Pemerhati Sejarah Mojokerto Ayuhanafiq mengatakan, potret Makam Troloyo di masa lalu direkam dalam tulisan William Barrington d'Almeida, penulis buku Life In Java. Buku tersebut diterbitan Hurst and Blackett London tahun 1864. d'Almeida mampir ke Makam Troloyo dalam kunjungannya selama satu hari di Mojokerto.
Dalam tulisannya, lanjut Ayuhanafiq, d'Almeida menyebut Makam Troloyo dengan nama Kooboran Plataharan. Kompleks pemakaman di Desa Sentonorejo, Kecamatan Trowulan, Mojokerto itu mempunyai luas sekitar 3,5 acre atau 152 ribu kaki persegi.
"Makam Troloyo di masa lalu memiliki 4 plataharan atau kompleks makam yang cukup luas dan 2 lainnya yang lebih kecil. Masing-masing kompleks pemakaman dikelilingi dengan tembok berbahan batu bata. Tembok khas Majapahit tersebut terlihat kokoh dengan tinggi sekitar 5 kaki 9 inci. Pada setiap plataharan ada pintu masukknya. Antar komplek makam dihubungkan dengan jalan setapak," kata Ayuhanafiq kepada detikcom, Selasa (7/5/2019).
Ayuhanafiq menjelaskan, Makam Troloyo merupakan pemakaman bagi orang muslim sejak zaman Majapahit. Namun, tak semua orang Islam dimakamkan di tempat ini.
![]() |
"Yang dimakamkan di sini orang Islam yang memiliki hubungan trah dengan Majapahit. Salah seorang yang dimakamkan terakhir di Troloyo adalah Pangeran Mojoagung yang dikebumikan sekitar 40 tahun sebelum kedatangan d'Almeida atau sekitar tahun 1820-an," terangnya.
Setidaknya terdapat 19 nama yang dimakamkan di Makam Troloyo. Di antaranya Syekh Al Chusen, Imamudin Sofari, Tumenggung Satim Singomoyo, Patas Angin, Nyai Roro Kepyur, Syekh Jumadil Kubro, Sunan Ngudung, Raden Kumdowo, Ki Ageng Surgi, Syekh Jaelani, Syekh Qohar, serta Ratu Ayu Kenconowungu.
Dari belasan makam yang ada, kata Ayuhanafiq, makam Syekh Jumadil Kubro paling banyak dikunjungi peziarah. Baik di masa kini maupun pada tahun 1864 silam. Oleh d'Almeida, makam kakek para Walisongo itu digambarkan seluas 35 kaki persegi, dinaungi oleh cungkup, serta berlantai susunan batu bata.

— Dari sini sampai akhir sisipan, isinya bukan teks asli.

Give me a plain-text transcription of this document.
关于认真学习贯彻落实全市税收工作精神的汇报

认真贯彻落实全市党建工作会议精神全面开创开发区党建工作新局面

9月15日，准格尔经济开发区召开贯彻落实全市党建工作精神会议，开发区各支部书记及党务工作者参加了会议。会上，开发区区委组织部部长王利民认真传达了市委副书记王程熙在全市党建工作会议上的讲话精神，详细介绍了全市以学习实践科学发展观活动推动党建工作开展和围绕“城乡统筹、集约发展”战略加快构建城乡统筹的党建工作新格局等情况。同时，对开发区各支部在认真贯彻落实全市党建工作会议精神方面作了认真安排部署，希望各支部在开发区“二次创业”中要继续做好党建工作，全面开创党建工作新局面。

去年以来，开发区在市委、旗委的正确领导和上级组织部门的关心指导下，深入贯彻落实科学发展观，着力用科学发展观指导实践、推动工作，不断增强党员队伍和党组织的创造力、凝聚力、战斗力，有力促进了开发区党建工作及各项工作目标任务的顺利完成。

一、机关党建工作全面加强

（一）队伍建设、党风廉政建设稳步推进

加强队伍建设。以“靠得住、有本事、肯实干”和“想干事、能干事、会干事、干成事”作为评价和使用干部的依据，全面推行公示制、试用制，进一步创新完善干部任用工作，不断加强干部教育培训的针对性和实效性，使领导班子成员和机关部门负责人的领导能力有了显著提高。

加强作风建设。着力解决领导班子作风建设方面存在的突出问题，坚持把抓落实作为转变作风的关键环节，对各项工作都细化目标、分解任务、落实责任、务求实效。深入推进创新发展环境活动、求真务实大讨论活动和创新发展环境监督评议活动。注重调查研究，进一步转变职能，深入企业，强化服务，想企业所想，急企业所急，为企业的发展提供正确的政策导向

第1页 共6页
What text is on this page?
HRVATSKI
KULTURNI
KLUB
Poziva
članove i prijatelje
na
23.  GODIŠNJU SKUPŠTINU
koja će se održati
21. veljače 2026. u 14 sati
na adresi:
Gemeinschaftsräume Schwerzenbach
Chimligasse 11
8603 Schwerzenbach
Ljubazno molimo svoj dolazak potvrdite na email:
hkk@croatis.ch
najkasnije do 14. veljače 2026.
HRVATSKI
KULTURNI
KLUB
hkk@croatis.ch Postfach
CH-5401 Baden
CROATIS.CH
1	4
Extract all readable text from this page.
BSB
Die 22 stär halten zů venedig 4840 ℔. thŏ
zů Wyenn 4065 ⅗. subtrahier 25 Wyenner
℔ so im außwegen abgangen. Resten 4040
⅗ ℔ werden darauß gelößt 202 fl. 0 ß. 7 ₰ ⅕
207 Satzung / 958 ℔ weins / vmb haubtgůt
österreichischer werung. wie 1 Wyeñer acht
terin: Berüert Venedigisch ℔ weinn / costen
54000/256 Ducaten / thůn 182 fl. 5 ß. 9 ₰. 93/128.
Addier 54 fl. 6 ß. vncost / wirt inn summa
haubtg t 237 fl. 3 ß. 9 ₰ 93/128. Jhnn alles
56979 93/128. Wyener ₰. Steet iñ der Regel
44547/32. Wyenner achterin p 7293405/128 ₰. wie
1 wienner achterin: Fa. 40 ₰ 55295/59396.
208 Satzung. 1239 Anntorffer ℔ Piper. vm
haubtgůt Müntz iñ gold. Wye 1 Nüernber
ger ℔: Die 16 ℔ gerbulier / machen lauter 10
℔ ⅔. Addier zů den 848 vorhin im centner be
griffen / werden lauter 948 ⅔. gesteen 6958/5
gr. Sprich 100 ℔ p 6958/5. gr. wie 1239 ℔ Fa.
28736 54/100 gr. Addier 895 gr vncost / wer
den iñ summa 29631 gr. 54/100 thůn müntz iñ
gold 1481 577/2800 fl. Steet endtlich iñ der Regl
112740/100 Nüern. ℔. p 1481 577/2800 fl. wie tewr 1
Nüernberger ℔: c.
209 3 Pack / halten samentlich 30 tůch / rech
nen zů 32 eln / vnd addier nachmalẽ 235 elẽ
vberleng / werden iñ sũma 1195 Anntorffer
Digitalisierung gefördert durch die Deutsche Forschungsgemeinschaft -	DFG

"Para penziarah pada masa itu datang dari berbagai tempat dengan beragam tujuan. Ada yang minta kesembuhan dan panjang umur, ingin dapat suami, ada juga meminta keselamatan karena akan bekerja ke Sumatera," ungkapnya.
Sama dengan masa 155 tahun silam, saat ini para peziarah datang ke Makam Troloyo dengan beragam alasan dan tujuan. Setidaknya terdapat satu alasan yang jamak dilontarkan para peziarah. Yaitu Syekh Jumadil Kubro dipercaya sebagai Wali Allah SWT. Sehingga berdoa melalui Syekh Jumadil Kubro diyakini lebih cepat dikabulkan.
![]() |
Syekh Jumadil Kubro atau Jamaluddin Hussein Al Akbar lahir sekitar tahun 1270 sebagai putera Ahmad Syah Jalaluddin, bangsawan dari Nasrabad di India. Kakek buyutnya adalah Muhammad Shohib Mirbath dari Hadramaut yang bergaris keturunan ke Imam Jafar Shodiq, keturunan generasi keenam dari Nabi Muhammad SAW.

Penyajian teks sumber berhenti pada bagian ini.